Flowers on Valentine's Day? It's a lovely tradition, and I enjoy a gorgeous bouquet as much as anyone. I also do my best to remember — and support — the workers behind the enormous global flower trade.
They are mostly women, many of whom work in Colombia and Ecuador. They toil long hours for low wages, and too often brave exposure to pesticides known to be harmful to their health and the health of their children. They deserve our support.
More than 60% of the flowers imported to the U.S. are produced in Colombia. In Ecuador, the cut-flower industry is the country’s third most valuable export, behind oil and bananas.

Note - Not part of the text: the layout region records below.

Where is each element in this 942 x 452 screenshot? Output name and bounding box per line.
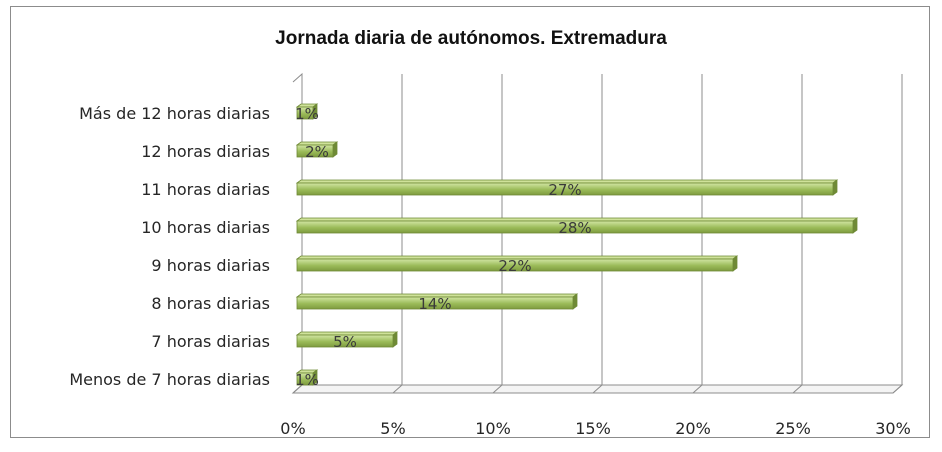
data-label: 1%: [295, 371, 319, 389]
bar: [296, 182, 834, 196]
data-label: 5%: [333, 333, 357, 351]
bar-end-face: [732, 255, 738, 272]
category-label: 11 horas diarias: [141, 180, 270, 199]
chart-title: Jornada diaria de autónomos. Extremadura: [275, 28, 667, 49]
data-label: 2%: [305, 143, 329, 161]
bar: [296, 372, 314, 386]
data-label: 27%: [548, 181, 581, 199]
gridline-floor: [892, 384, 903, 394]
category-label: 7 horas diarias: [151, 332, 270, 351]
gridline-floor: [592, 384, 603, 394]
x-tick-label: 30%: [875, 419, 911, 438]
category-label: 8 horas diarias: [151, 294, 270, 313]
bar: [296, 144, 334, 158]
data-label: 28%: [558, 219, 591, 237]
x-tick-label: 15%: [575, 419, 611, 438]
category-label: 12 horas diarias: [141, 142, 270, 161]
bar-end-face: [332, 141, 338, 158]
x-tick-label: 10%: [475, 419, 511, 438]
bar: [296, 296, 574, 310]
category-label: 9 horas diarias: [151, 256, 270, 275]
bar: [296, 334, 394, 348]
category-label: Más de 12 horas diarias: [79, 104, 270, 123]
bar: [296, 258, 734, 272]
data-label: 14%: [418, 295, 451, 313]
bar-end-face: [392, 331, 398, 348]
gridline-floor: [392, 384, 403, 394]
data-label: 22%: [498, 257, 531, 275]
bar: [296, 220, 854, 234]
x-tick-label: 0%: [280, 419, 305, 438]
x-tick-label: 20%: [675, 419, 711, 438]
bar-end-face: [832, 179, 838, 196]
bar: [296, 106, 314, 120]
gridline-floor: [492, 384, 503, 394]
category-label: 10 horas diarias: [141, 218, 270, 237]
gridline-floor: [692, 384, 703, 394]
category-label: Menos de 7 horas diarias: [69, 370, 270, 389]
data-label: 1%: [295, 105, 319, 123]
bar-end-face: [572, 293, 578, 310]
x-tick-label: 5%: [380, 419, 405, 438]
gridline-floor: [292, 384, 303, 394]
x-tick-label: 25%: [775, 419, 811, 438]
gridline-floor: [792, 384, 803, 394]
bar-end-face: [852, 217, 858, 234]
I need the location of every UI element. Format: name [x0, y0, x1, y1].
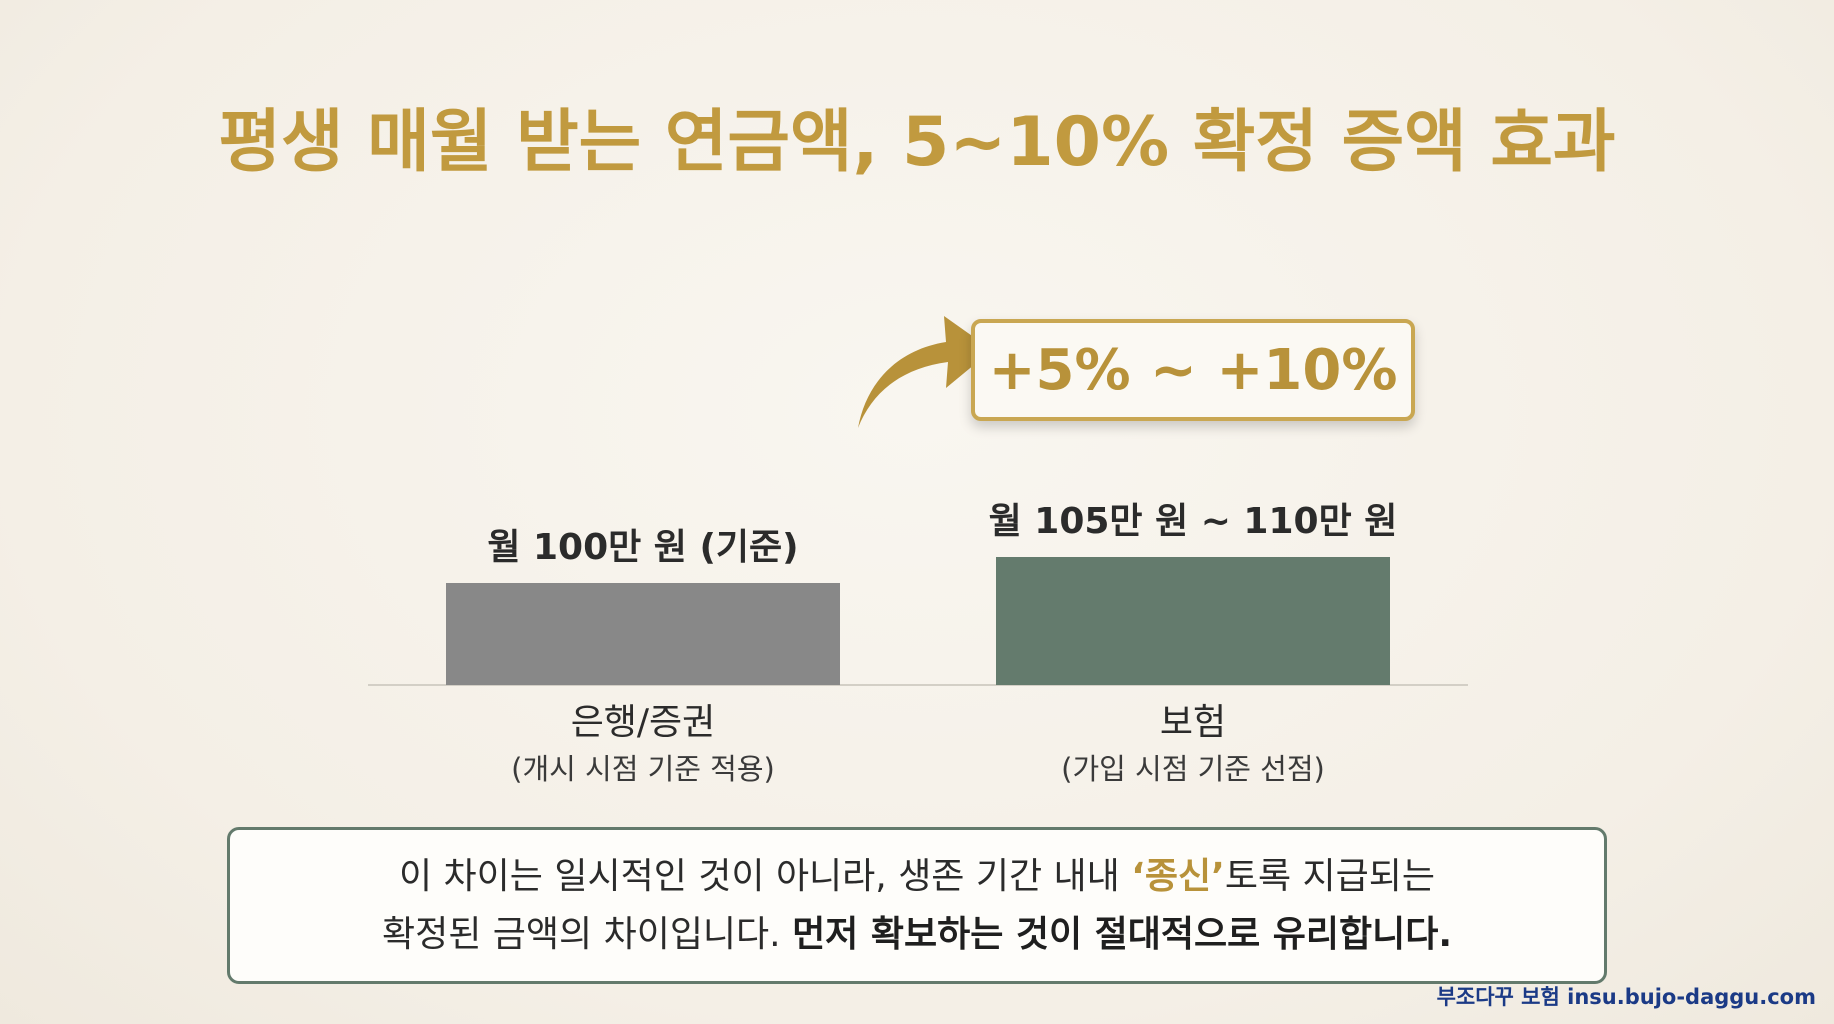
bar-value-label: 월 100만 원 (기준) [487, 527, 798, 568]
bar-value-label: 월 105만 원 ~ 110만 원 [989, 501, 1398, 542]
note-text: 이 차이는 일시적인 것이 아니라, 생존 기간 내내 [398, 855, 1132, 897]
curved-arrow-icon [858, 316, 992, 428]
category-label: 보험 [1160, 702, 1226, 743]
bar-bank-securities [446, 583, 840, 685]
note-text: 확정된 금액의 차이입니다. [381, 913, 793, 955]
note-line-2: 확정된 금액의 차이입니다. 먼저 확보하는 것이 절대적으로 유리합니다. [382, 906, 1452, 964]
note-emphasis: 먼저 확보하는 것이 절대적으로 유리합니다. [792, 913, 1453, 955]
note-box: 이 차이는 일시적인 것이 아니라, 생존 기간 내내 ‘종신’토록 지급되는 … [227, 827, 1607, 984]
category-note: (가입 시점 기준 선점) [1061, 752, 1325, 786]
note-text: 토록 지급되는 [1224, 855, 1436, 897]
note-highlight: ‘종신’ [1131, 855, 1225, 897]
footer-credit: 부조다꾸 보험 insu.bujo-daggu.com [1436, 985, 1816, 1009]
page-title: 평생 매월 받는 연금액, 5~10% 확정 증액 효과 [218, 103, 1616, 182]
category-note: (개시 시점 기준 적용) [511, 752, 775, 786]
note-line-1: 이 차이는 일시적인 것이 아니라, 생존 기간 내내 ‘종신’토록 지급되는 [399, 848, 1435, 906]
category-label: 은행/증권 [571, 702, 716, 743]
bar-insurance [996, 557, 1390, 685]
increase-callout: +5% ~ +10% [971, 319, 1415, 421]
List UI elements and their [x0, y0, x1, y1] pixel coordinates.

A study of the impacts of pesticides on children in flower growing communities of Ecuador showed that exposure to the predominant class of pesticides used — the neurotoxic organophosphate and carbamate pesticides — is associated with poorer neurobehavioral development. The study also suggested that malnourishment may substantially increase vulnerability to neurobehavioral effects of pesticide exposure.

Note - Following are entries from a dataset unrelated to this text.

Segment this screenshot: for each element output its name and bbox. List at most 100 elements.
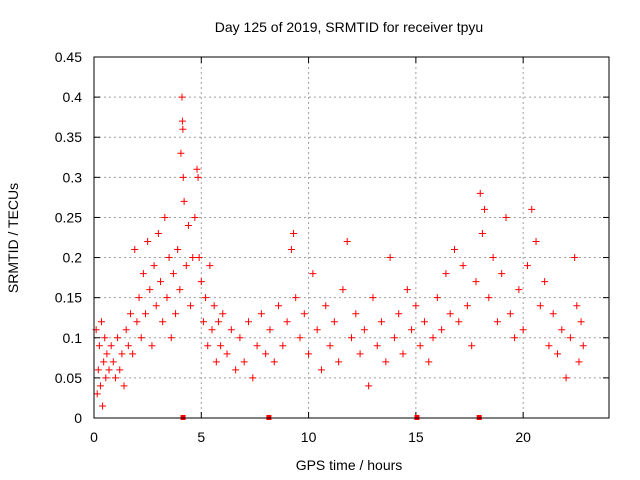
data-point [511,334,519,342]
data-point [120,382,128,390]
data-point [182,262,190,270]
data-point [177,149,185,157]
data-point [481,205,489,213]
data-point [139,270,147,278]
data-point [296,334,304,342]
data-point [180,197,188,205]
data-point [446,310,454,318]
data-point [523,262,531,270]
data-point [178,117,186,125]
data-point [519,326,527,334]
data-point [478,229,486,237]
data-point [382,358,390,366]
data-point [573,302,581,310]
data-point [98,318,106,326]
data-point [365,382,373,390]
data-point [118,350,126,358]
data-point [202,294,210,302]
data-point [184,221,192,229]
data-point [178,93,186,101]
data-point [408,326,416,334]
data-point [309,270,317,278]
y-tick-labels: 0 0.05 0.1 0.15 0.2 0.25 0.3 0.35 0.4 0.45 [55,49,82,426]
data-point [343,238,351,246]
data-point [283,318,291,326]
data-point [95,342,103,350]
data-point [116,366,124,374]
data-point [142,310,149,318]
data-point [100,358,108,366]
data-point [373,342,381,350]
data-point [194,173,202,181]
data-point [146,286,154,294]
y-tick-label: 0.45 [55,49,82,65]
data-point [326,342,334,350]
data-point [468,342,476,350]
data-point [94,366,102,374]
data-point [292,294,300,302]
data-point [575,358,583,366]
data-point [502,213,510,221]
data-point [96,382,104,390]
data-point [191,213,199,221]
data-point [322,302,330,310]
data-point [163,294,171,302]
data-point [109,358,117,366]
data-point [101,334,109,342]
data-point [212,358,220,366]
data-point [416,342,424,350]
data-point [412,302,420,310]
y-tick-label: 0.15 [55,290,82,306]
data-point [493,318,501,326]
data-point [137,334,145,342]
data-point [403,286,411,294]
data-point [300,310,308,318]
data-point [206,262,214,270]
y-tick-label: 0.4 [63,89,83,105]
data-point [210,302,218,310]
data-point [438,326,446,334]
data-point [335,358,343,366]
data-point [472,278,480,286]
data-point [167,334,175,342]
data-point [176,286,184,294]
x-tick-label: 0 [90,429,98,445]
data-point [131,246,139,254]
data-point [179,125,187,133]
data-point [433,294,441,302]
data-point [236,334,244,342]
data-point [148,342,156,350]
data-point [577,318,585,326]
data-point [506,310,514,318]
data-point [111,374,119,382]
data-point [270,358,278,366]
data-point [133,318,141,326]
data-point [420,318,428,326]
chart-title: Day 125 of 2019, SRMTID for receiver tpy… [215,19,483,35]
data-point [152,302,160,310]
y-tick-label: 0.2 [63,250,83,266]
data-point [579,342,587,350]
data-point [489,254,497,262]
data-point [169,270,177,278]
x-tick-label: 10 [301,429,317,445]
y-tick-label: 0.35 [55,129,82,145]
data-point [204,342,212,350]
data-point [571,254,579,262]
tick-layer [93,56,609,419]
data-point [219,310,227,318]
y-tick-label: 0.05 [55,370,82,386]
data-point [217,342,225,350]
points-layer [92,93,587,410]
data-point [122,326,130,334]
data-point [290,229,298,237]
data-point [541,278,549,286]
data-point [463,302,471,310]
y-tick-label: 0 [74,410,82,426]
data-point [399,350,407,358]
y-tick-label: 0.1 [63,330,83,346]
data-point [455,318,463,326]
data-point [498,270,506,278]
data-point [352,310,360,318]
data-point [545,342,553,350]
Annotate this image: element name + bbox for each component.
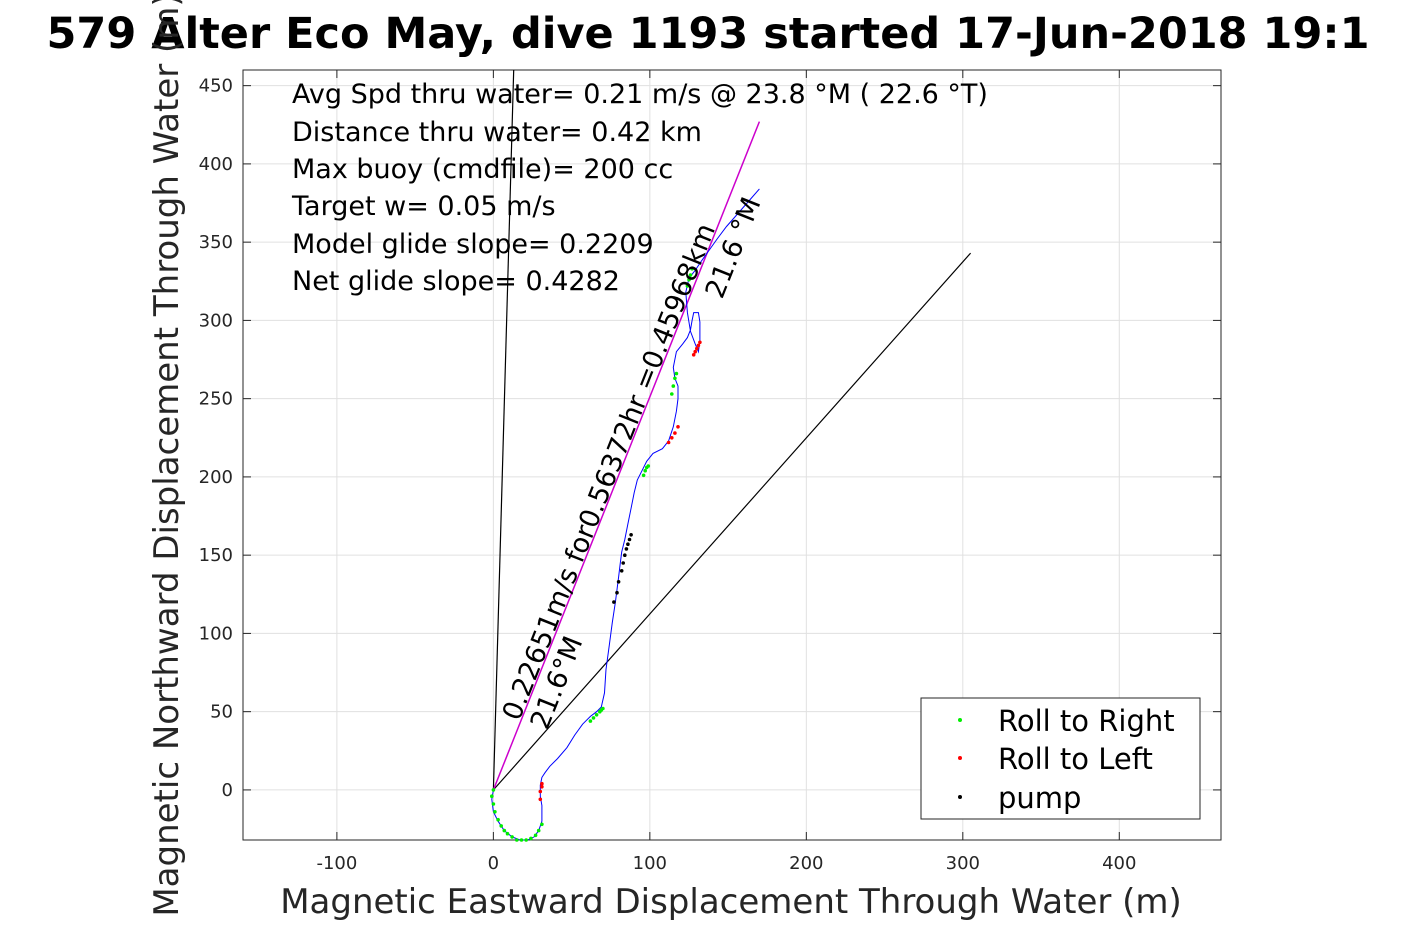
y-tick-label: 250: [199, 389, 233, 410]
roll-right-point: [502, 828, 507, 833]
pump-point: [621, 561, 625, 565]
pump-point: [616, 580, 621, 584]
pump-point: [612, 600, 616, 604]
y-tick-label: 300: [199, 310, 233, 331]
y-tick-label: 200: [199, 467, 233, 488]
x-tick-label: 0: [488, 853, 499, 874]
roll-right-point: [515, 838, 519, 842]
legend-label-pump: pump: [998, 781, 1081, 815]
roll-left-point: [693, 349, 697, 354]
data-series: [490, 69, 972, 842]
x-tick-label: 100: [633, 853, 667, 874]
roll-right-point: [641, 473, 646, 478]
y-tick-label: 450: [199, 76, 233, 97]
roll-left-point: [673, 431, 677, 435]
pump-point: [626, 542, 630, 546]
pump-point: [624, 547, 629, 551]
pump-point: [619, 569, 624, 573]
roll-right-point: [536, 828, 541, 833]
roll-left-point: [698, 340, 702, 345]
annotation-net-glide-slope: Net glide slope= 0.4282: [292, 266, 620, 297]
roll-left-point: [691, 353, 696, 357]
roll-right-point: [510, 835, 514, 839]
roll-right-point: [533, 833, 538, 838]
roll-left-point: [538, 789, 543, 794]
roll-right-point: [529, 836, 533, 841]
x-tick-label: -100: [316, 853, 357, 874]
x-tick-label: 300: [946, 853, 980, 874]
reference-line-2: [492, 252, 972, 791]
pump-point: [615, 590, 619, 595]
pump-point: [627, 537, 632, 542]
roll-left-point: [670, 436, 674, 440]
roll-right-point: [505, 831, 510, 836]
plot-area-frame: [242, 69, 1222, 841]
y-tick-label: 150: [199, 545, 233, 566]
legend-marker-roll-right: [958, 718, 962, 722]
x-axis-label: Magnetic Eastward Displacement Through W…: [280, 882, 1182, 922]
legend-marker-roll-left: [958, 756, 962, 760]
fit-line: [492, 121, 761, 791]
y-axis-label: Magnetic Northward Displacement Through …: [147, 0, 187, 917]
roll-right-point: [688, 273, 693, 277]
roll-left-point: [676, 425, 680, 429]
roll-right-point: [499, 824, 504, 828]
roll-right-point: [519, 838, 524, 842]
roll-right-point: [687, 277, 691, 282]
roll-right-point: [646, 464, 651, 468]
annotation-max-buoy: Max buoy (cmdfile)= 200 cc: [292, 154, 673, 185]
y-tick-label: 0: [222, 780, 233, 801]
y-tick-label: 400: [199, 154, 233, 175]
roll-right-point: [491, 802, 496, 806]
pump-point: [629, 533, 633, 537]
y-tick-label: 350: [199, 232, 233, 253]
roll-right-point: [643, 468, 647, 473]
annotation-distance: Distance thru water= 0.42 km: [292, 117, 702, 148]
roll-right-point: [594, 713, 599, 717]
legend-label-roll-left: Roll to Left: [998, 742, 1153, 776]
annotation-block: Avg Spd thru water= 0.21 m/s @ 23.8 °M (…: [291, 79, 988, 297]
roll-right-point: [591, 716, 596, 720]
roll-left-point: [540, 785, 544, 789]
axis-ticks: -100 0 100 200 300 400 0 50 100 150 200 250 300 350 40…: [199, 70, 1221, 874]
roll-right-point: [671, 384, 676, 388]
roll-right-point: [685, 284, 690, 288]
annotation-model-glide-slope: Model glide slope= 0.2209: [292, 229, 654, 260]
legend-label-roll-right: Roll to Right: [998, 704, 1175, 738]
chart-title: 579 Alter Eco May, dive 1193 started 17-…: [46, 9, 1369, 59]
y-tick-label: 50: [210, 702, 233, 723]
roll-left-point: [540, 781, 544, 786]
pump-point: [623, 553, 627, 557]
legend-box: [920, 697, 1201, 820]
roll-right-point: [670, 392, 674, 396]
grid: [243, 70, 1221, 840]
roll-left-point: [696, 343, 701, 348]
roll-right-point: [673, 376, 677, 381]
roll-left-point: [666, 440, 671, 445]
roll-right-point: [601, 706, 605, 711]
legend: Roll to Right Roll to Left pump: [920, 697, 1201, 820]
roll-right-point: [491, 788, 496, 792]
roll-left-point: [695, 346, 699, 351]
x-tick-label: 400: [1102, 853, 1136, 874]
roll-right-point: [674, 371, 679, 376]
roll-right-point: [493, 810, 497, 814]
roll-right-point: [690, 267, 694, 271]
legend-marker-pump: [958, 795, 962, 799]
y-tick-label: 100: [199, 623, 233, 644]
roll-right-point: [524, 838, 528, 842]
annotation-avg-speed: Avg Spd thru water= 0.21 m/s @ 23.8 °M (…: [292, 79, 988, 110]
roll-right-point: [490, 794, 494, 798]
x-tick-label: 200: [789, 853, 823, 874]
reference-line-1: [492, 69, 515, 790]
roll-right-point: [496, 817, 500, 822]
roll-right-point: [588, 719, 593, 723]
annotation-target-w: Target w= 0.05 m/s: [291, 191, 556, 222]
roll-left-point: [538, 797, 543, 802]
roll-right-point: [540, 822, 544, 827]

Exposure to harmful pesticides is just one piece of the story. The injustices faced by women workers in the flower sector are well documented in the reports Gendered Injustice from USLEAP (U.S. Labor in the Americas Education Project) and Fairness in Flowers from the International Labor Rights Forum (ILRF).
How can we help? Annie Leonard shows us a few things in her provocative piece Don't Be Stupid, Cupid: How to Show Your Love Responsibly. Other options include shopping for the Veriflora label that represents a certification system administered by the Scientific Certification Systems.

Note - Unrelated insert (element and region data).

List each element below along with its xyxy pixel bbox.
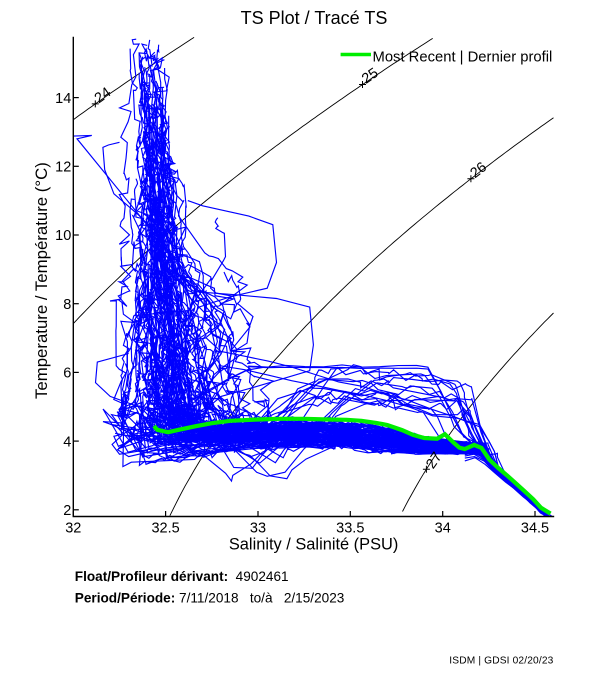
svg-text:Salinity / Salinité (PSU): Salinity / Salinité (PSU) <box>229 535 398 553</box>
svg-text:8: 8 <box>63 297 71 313</box>
svg-text:Most Recent | Dernier profil: Most Recent | Dernier profil <box>373 49 553 65</box>
svg-text:26: 26 <box>467 159 490 182</box>
svg-text:27: 27 <box>423 450 445 472</box>
svg-text:10: 10 <box>55 228 71 244</box>
svg-text:33.5: 33.5 <box>336 520 364 536</box>
svg-text:32: 32 <box>65 520 81 536</box>
svg-text:34: 34 <box>435 520 451 536</box>
svg-text:6: 6 <box>63 366 71 382</box>
svg-text:33: 33 <box>250 520 266 536</box>
svg-text:34.5: 34.5 <box>521 520 549 536</box>
svg-text:12: 12 <box>55 160 71 176</box>
svg-text:32.5: 32.5 <box>151 520 179 536</box>
svg-text:Temperature / Température (°C): Temperature / Température (°C) <box>32 162 51 399</box>
svg-text:2: 2 <box>63 503 71 519</box>
svg-text:24: 24 <box>92 85 114 107</box>
svg-text:Period/Période: 7/11/2018 to: Period/Période: 7/11/2018 to/à 2/15/2023 <box>75 591 345 606</box>
svg-text:25: 25 <box>359 65 381 87</box>
svg-text:TS Plot / Tracé TS: TS Plot / Tracé TS <box>241 8 388 28</box>
svg-text:4: 4 <box>63 434 71 450</box>
svg-text:Float/Profileur dérivant: 490: Float/Profileur dérivant: 4902461 <box>75 569 289 584</box>
svg-text:14: 14 <box>55 91 71 107</box>
svg-text:ISDM | GDSI 02/20/23: ISDM | GDSI 02/20/23 <box>449 656 553 667</box>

Veriflora supports fair labor practices by requiring transparency in the flower supply chain from farm to market. Veriflora also promotes integrated pest management and reduced dependence on pesticides, giving consumers assurance that growers are lowering the risk of exposing workers to harmful pesticides.
If you want to go a step further, join us in supporting our long-time PAN colleagues at Cactus Corporation, USLEAP and ILRF as they work alongside Colombian unions to establish an International Flower Workers' Day. Such recognition would shine light on the hundreds of thousands of flower workers who continue to suffer while working in a tremendously profitable industry.
And as you enjoy your flowers today, you can send a message to the Colombian Labor Minister, urging him to crack down on employers in the flower industry who fail to respect worker rights. It's a very powerful way to thank the women whose labor brought you that gorgeous bouquet.